A Noosaville Airbnb operator, who did not want to give her name for fear of detection by the council, thought it unfair that the council was determining levies based on property value.

She said based on that, someone who let out a room infrequently in her suburb could be asked for a much larger contribution than someone doing it regularly in Pomona.

"The council doesn't know what it is doing," the woman said.

"It hasn't worked it through."

She also didn't believe she should contribute to the tourism levy.

"In Noosa itself, we are being made to feel we are doing something covert," the woman said.

But Cr Wellington said the push was about achieving equity, especially for hotel operators who already contributed to the levy.

He said it was also about understanding how people were using their properties.

Cr Wellington said the council was investigating making allowances in the levy for owners still living in their homes, compared with those letting out complete properties.

"What we want is legislation that will make the sector more transparent," Cr Wellington said.

He said that could be through a register of properties using the services or a requirement of services to provide lessors' street addresses.

Meanwhile, a Sunshine Coast Council spokeswoman said the council had engaged with Airbnb last year on notifications and compliance for all of their local listings.

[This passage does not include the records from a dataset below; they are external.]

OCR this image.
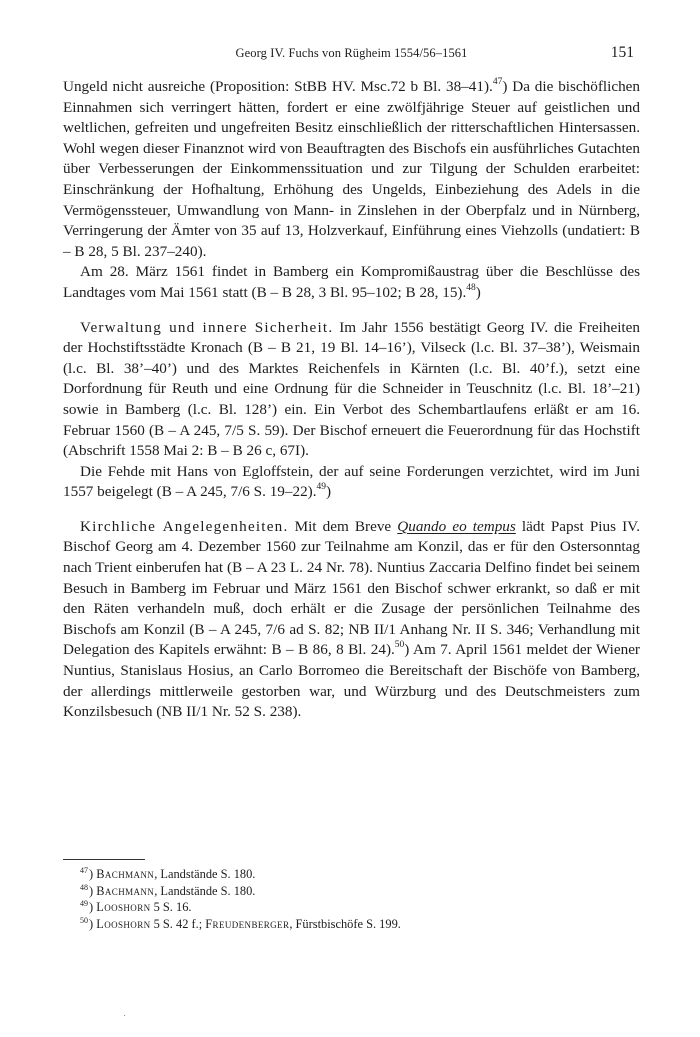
Georg IV. Fuchs von Rügheim 1554/56–1561	151

Ungeld nicht ausreiche (Proposition: StBB HV. Msc.72 b Bl. 38–41).$^{47}$) Da die bischöflichen Einnahmen sich verringert hätten, fordert er eine zwölfjährige Steuer auf geistlichen und weltlichen, gefreiten und ungefreiten Besitz einschließlich der ritterschaftlichen Hintersassen. Wohl wegen dieser Finanznot wird von Beauftragten des Bischofs ein ausführliches Gutachten über Verbesserungen der Einkommenssituation und zur Tilgung der Schulden erarbeitet: Einschränkung der Hofhaltung, Erhöhung des Ungelds, Einbeziehung des Adels in die Vermögenssteuer, Umwandlung von Mann- in Zinslehen in der Oberpfalz und in Nürnberg, Verringerung der Ämter von 35 auf 13, Holzverkauf, Einführung eines Viehzolls (undatiert: B – B 28, 5 Bl. 237–240).

Am 28. März 1561 findet in Bamberg ein Kompromißaustrag über die Beschlüsse des Landtages vom Mai 1561 statt (B – B 28, 3 Bl. 95–102; B 28, 15).$^{48}$)

Verwaltung und innere Sicherheit. Im Jahr 1556 bestätigt Georg IV. die Freiheiten der Hochstiftsstädte Kronach (B – B 21, 19 Bl. 14–16’), Vilseck (l.c. Bl. 37–38’), Weismain (l.c. Bl. 38’–40’) und des Marktes Reichenfels in Kärnten (l.c. Bl. 40’f.), setzt eine Dorfordnung für Reuth und eine Ordnung für die Schneider in Teuschnitz (l.c. Bl. 18’–21) sowie in Bamberg (l.c. Bl. 128’) ein. Ein Verbot des Schembartlaufens erläßt er am 16. Februar 1560 (B – A 245, 7/5 S. 59). Der Bischof erneuert die Feuerordnung für das Hochstift (Abschrift 1558 Mai 2: B – B 26 c, 67I).

Die Fehde mit Hans von Egloffstein, der auf seine Forderungen verzichtet, wird im Juni 1557 beigelegt (B – A 245, 7/6 S. 19–22).$^{49}$)

Kirchliche Angelegenheiten. Mit dem Breve Quando eo tempus lädt Papst Pius IV. Bischof Georg am 4. Dezember 1560 zur Teilnahme am Konzil, das er für den Ostersonntag nach Trient einberufen hat (B – A 23 L. 24 Nr. 78). Nuntius Zaccaria Delfino findet bei seinem Besuch in Bamberg im Februar und März 1561 den Bischof schwer erkrankt, so daß er mit den Räten verhandeln muß, doch erhält er die Zusage der persönlichen Teilnahme des Bischofs am Konzil (B – A 245, 7/6 ad S. 82; NB II/1 Anhang Nr. II S. 346; Verhandlung mit Delegation des Kapitels erwähnt: B – B 86, 8 Bl. 24).$^{50}$) Am 7. April 1561 meldet der Wiener Nuntius, Stanislaus Hosius, an Carlo Borromeo die Bereitschaft der Bischöfe von Bamberg, der allerdings mittlerweile gestorben war, und Würzburg und des Deutschmeisters zum Konzilsbesuch (NB II/1 Nr. 52 S. 238).

$^{47}$) Bachmann, Landstände S. 180.
$^{48}$) Bachmann, Landstände S. 180.
$^{49}$) Looshorn 5 S. 16.
$^{50}$) Looshorn 5 S. 42 f.; Freudenberger, Fürstbischöfe S. 199.
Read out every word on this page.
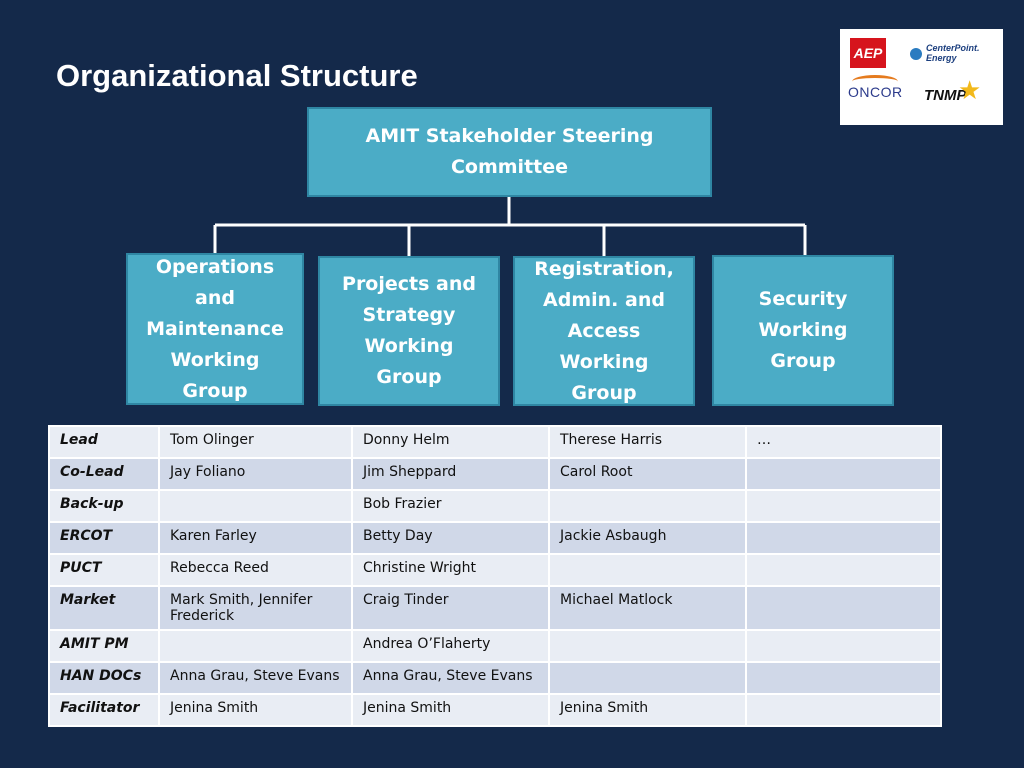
Organizational Structure
AEP	CenterPoint. Energy
ONCOR TNMP
★
AMIT Stakeholder Steering Committee
Operations and Maintenance Working Group
Projects and Strategy Working Group
Registration, Admin. and Access Working Group
Security Working Group
Lead	Tom Olinger	Donny Helm	Therese Harris	…
Co-Lead	Jay Foliano	Jim Sheppard	Carol Root	
Back-up		Bob Frazier		
ERCOT	Karen Farley	Betty Day	Jackie Asbaugh	
PUCT	Rebecca Reed	Christine Wright		
Market	Mark Smith, Jennifer Frederick	Craig Tinder	Michael Matlock	
AMIT PM		Andrea O’Flaherty		
HAN DOCs	Anna Grau, Steve Evans	Anna Grau, Steve Evans		
Facilitator	Jenina Smith	Jenina Smith	Jenina Smith	
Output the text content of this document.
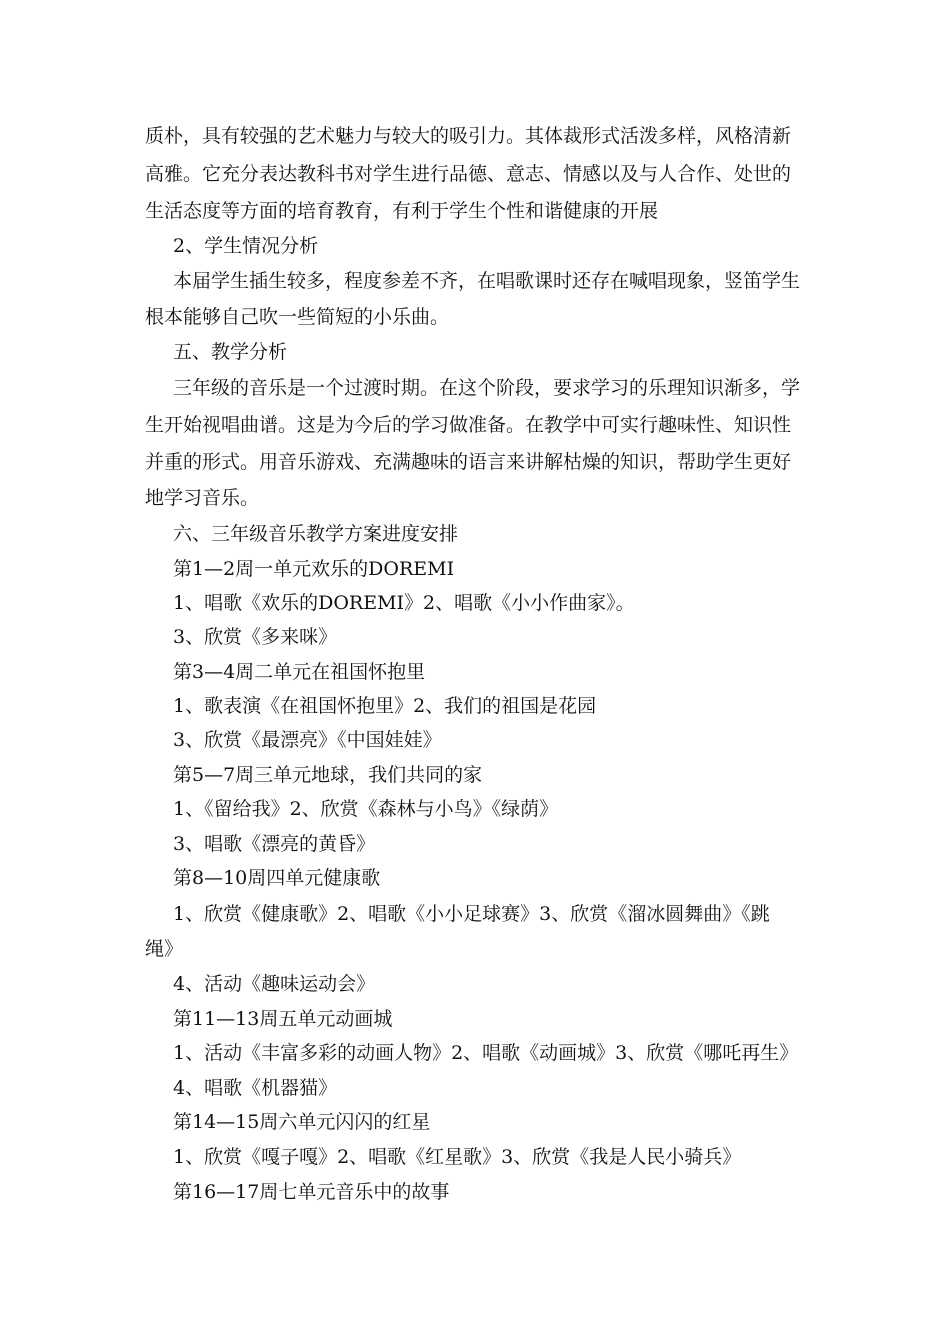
质朴，具有较强的艺术魅力与较大的吸引力。其体裁形式活泼多样，风格清新
高雅。它充分表达教科书对学生进行品德、意志、情感以及与人合作、处世的
生活态度等方面的培育教育，有利于学生个性和谐健康的开展
2、学生情况分析
本届学生插生较多，程度参差不齐，在唱歌课时还存在喊唱现象，竖笛学生
根本能够自己吹一些简短的小乐曲。
五、教学分析
三年级的音乐是一个过渡时期。在这个阶段，要求学习的乐理知识渐多，学
生开始视唱曲谱。这是为今后的学习做准备。在教学中可实行趣味性、知识性
并重的形式。用音乐游戏、充满趣味的语言来讲解枯燥的知识，帮助学生更好
地学习音乐。
六、三年级音乐教学方案进度安排
第1—2周一单元欢乐的DOREMI
1、唱歌《欢乐的DOREMI》2、唱歌《小小作曲家》。
3、欣赏《多来咪》
第3—4周二单元在祖国怀抱里
1、歌表演《在祖国怀抱里》2、我们的祖国是花园
3、欣赏《最漂亮》《中国娃娃》
第5—7周三单元地球，我们共同的家
1、《留给我》2、欣赏《森林与小鸟》《绿荫》
3、唱歌《漂亮的黄昏》
第8—10周四单元健康歌
1、欣赏《健康歌》2、唱歌《小小足球赛》3、欣赏《溜冰圆舞曲》《跳
绳》
4、活动《趣味运动会》
第11—13周五单元动画城
1、活动《丰富多彩的动画人物》2、唱歌《动画城》3、欣赏《哪吒再生》
4、唱歌《机器猫》
第14—15周六单元闪闪的红星
1、欣赏《嘎子嘎》2、唱歌《红星歌》3、欣赏《我是人民小骑兵》
第16—17周七单元音乐中的故事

The spokeswoman said that included payment of the tourism and major events levy.

"This project is ongoing," the spokeswoman said.

She said the council was also participating in research through the University of Sydney, for the Australian Coastal Councils Association, on short-term rental platforms.

"Council recognises the role the State Government plays in ensuring a level playing field for all short-term accommodation requirements across all local government areas," she said.

"The issue is not restricted to the Sunshine Coast alone."

The spokeswoman said the tourism and major events levy was paid by properties considered to meet the transitory accommodation criteria.

"Transitory accommodation is defined as properties which are offered for short-term residential rental, of a nature generally associated with holiday rental letting," she said.

"This is typically for a period or periods of less than 28 consecutive days at any one time."